Cependant, cette stratégie comporte des risques énormes non seulement pour l'Iran, mais pour l'ensemble de l'économie mondiale. Le détroit d'Ormuz, par lequel transitent environ 20 % des approvisionnements mondiaux en pétrole et en gaz, est déjà paralysé. Un blocus prolongé signifie que les prix de l'énergie resteront à des niveaux exorbitants de 100 à 120 dollars le baril, l'inflation s'accélérera dans le monde entier, et les pays en développement seront confrontés à la menace de famine et de défauts de paiement.

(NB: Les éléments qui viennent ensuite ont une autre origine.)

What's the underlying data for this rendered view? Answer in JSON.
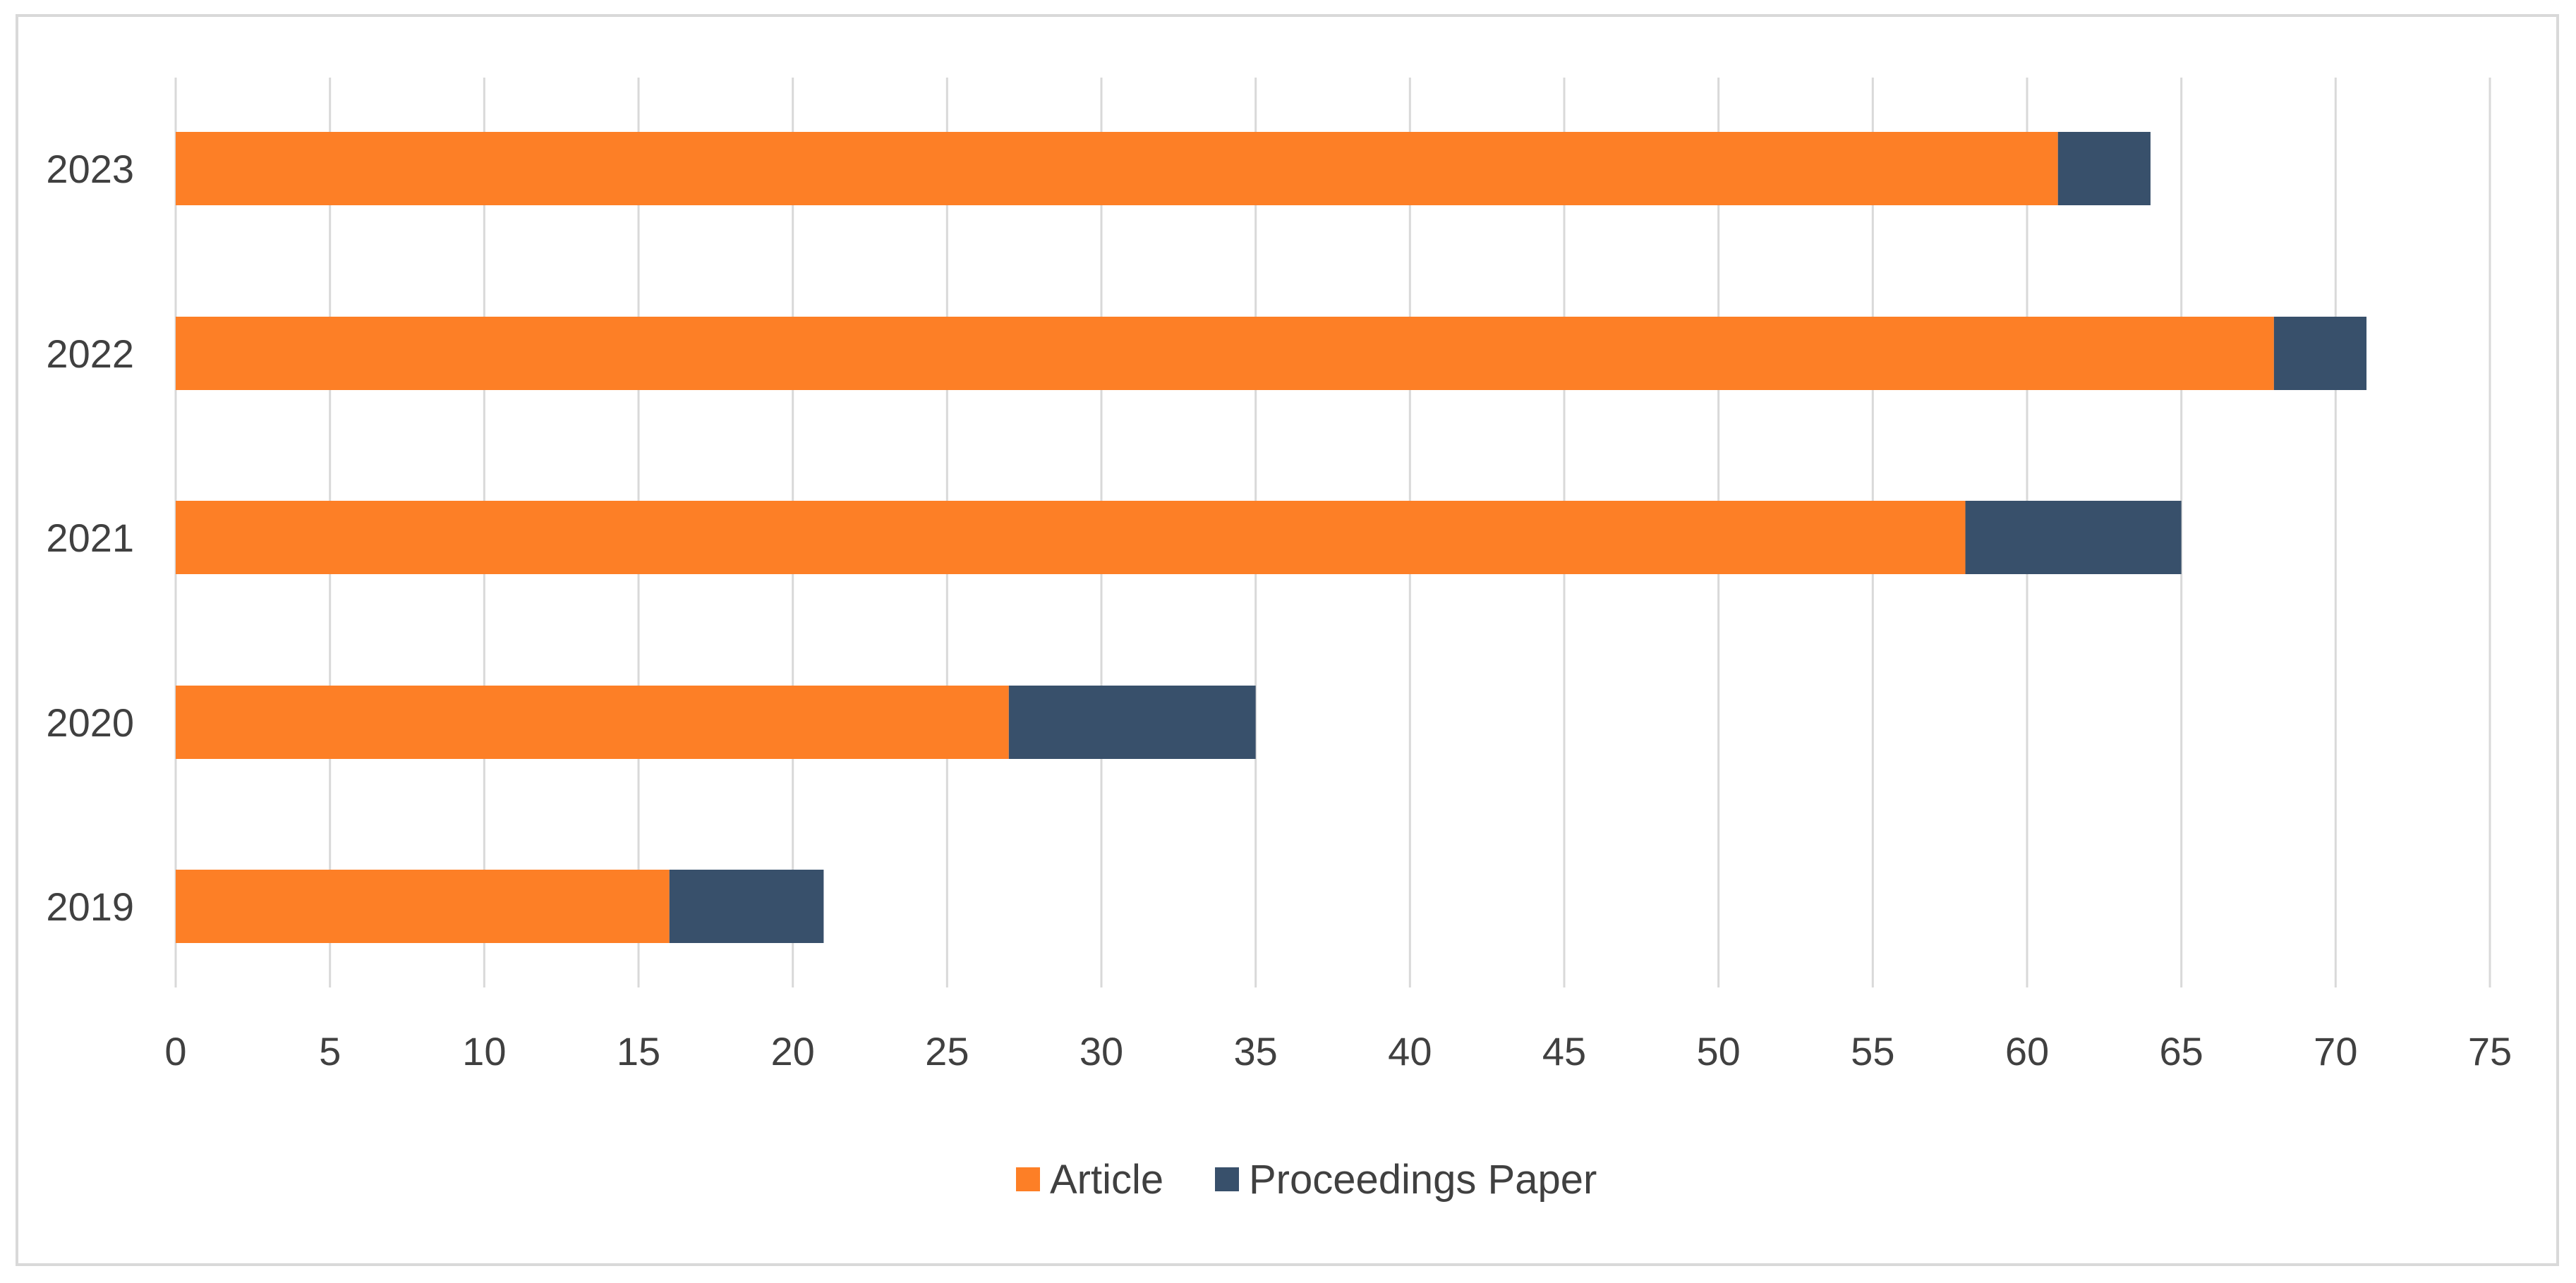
{
  "chart_data": {
    "type": "bar",
    "orientation": "horizontal",
    "stacked": true,
    "title": "",
    "xlabel": "",
    "ylabel": "",
    "categories": [
      "2023",
      "2022",
      "2021",
      "2020",
      "2019"
    ],
    "series": [
      {
        "name": "Article",
        "color": "#fd7f26",
        "values": [
          61,
          68,
          58,
          27,
          16
        ]
      },
      {
        "name": "Proceedings Paper",
        "color": "#38506b",
        "values": [
          3,
          3,
          7,
          8,
          5
        ]
      }
    ],
    "xlim": [
      0,
      75
    ],
    "xticks": [
      "0",
      "5",
      "10",
      "15",
      "20",
      "25",
      "30",
      "35",
      "40",
      "45",
      "50",
      "55",
      "60",
      "65",
      "70",
      "75"
    ],
    "grid": "vertical",
    "legend": {
      "position": "bottom"
    }
  }
}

Trump parie sur une « guerre d'usure », mais la question est de savoir quelles réserves d'endurance s'épuiseront en premier : celles de l'Iran ou celles de l'économie mondiale.
Détails de l'événement et chronologie
La nouvelle stratégie de Washington. Selon le WSJ, lors de récentes réunions avec ses conseillers, Trump a conclu que le blocus était l'option la moins risquée parmi celles disponibles. Reprendre les bombardements pourrait conduire à une escalade aux conséquences imprévisibles, tandis que se retirer du conflit sans garanties équivaudrait à une défaite politique. Le blocus, selon lui, permet une « pression maximale » sur Téhéran avec des risques militaires directs minimes pour les États-Unis.
Cependant, les conseillers sont divisés. Certains responsables appellent à intensifier la pression, mais d'autres préviennent que maintenir le détroit d'Ormuz fermé pendant des mois nuira à l'économie américaine et pourrait coûter les élections de mi-mandat au Parti républicain en novembre 2026.
Chronologie de la crise. Le conflit a commencé le 28 février 2026 par des frappes américano-israéliennes sur les infrastructures nucléaires iraniennes. L'Iran a répondu en fermant effectivement le détroit d'Ormuz. Début avril, une trêve temporaire a été conclue, et quelques navires ont même réussi à passer. Mais ensuite, les États-Unis ont imposé leur propre blocus naval des ports iraniens.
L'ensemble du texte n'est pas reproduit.